Return the board to the starting point and strike off by moving forward with saw-like motions across the top of the form.

Keep the top-edge of the formwork and the edge of the strike-board clean and repeat the process forming a true surface.

b) Hand floating concrete

The size and the dimension of the concrete slab will determine the procedure of hand floating concrete.

After striking off the excess concrete, there must not be water on the surface. If the concrete has been mixed too wet you have to wait for some time till the water has gone. If necessary speed up this process by spreading cement powder on the wet surface.

When surface has dried up, start floating on the farthest corner. To avoid stepping in the wet concrete, place timber boards on the places you have to stand on.

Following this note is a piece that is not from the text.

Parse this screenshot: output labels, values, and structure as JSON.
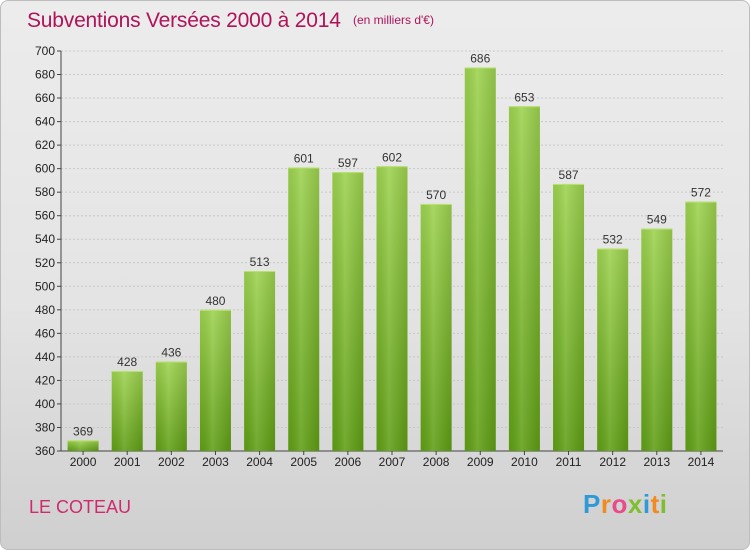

When concrete is too dry you may have to wet it with water in order to produce a smooth finish.

Floating is done by moving the float in short circular motions. Keep a trowel near by to fill in or to remove stones from the surface.

Figure

c) Control joints:

When having large areas of concrete slab, it is advised to divide the whole slab into smaller sections, because of the shrinkage of the concrete during the drying process.

The planned spacing of the control joint weakens the slab at these joints. In case the concrete cracks because of the shrinkage, it will crack on the weakened sections.

The joints do not extend to the full depth of the slab. They are usually cut one quarter of the depth of the slab and are made with a GROOVER.

Figure

Put a straight board across the concrete and push the groover alongside the board in the fresh concrete. Push the groover back and forth until a smooth groove has been formed into the concrete.

Figure

d) Edging Concrete:

Edging concrete is done when all water and sheen (glossy appearance) have left the surface. Rounding all the edges of the concrete prevents breaking off. This is necessary on steps or other parts where there is danger of breaking off corners.

Rounding off the edges is performed by using an EDGER.

Figure

It should be run back and forth until the contour is shaped. This operation can be done easily if it is done easily when the concrete is firm but still moist.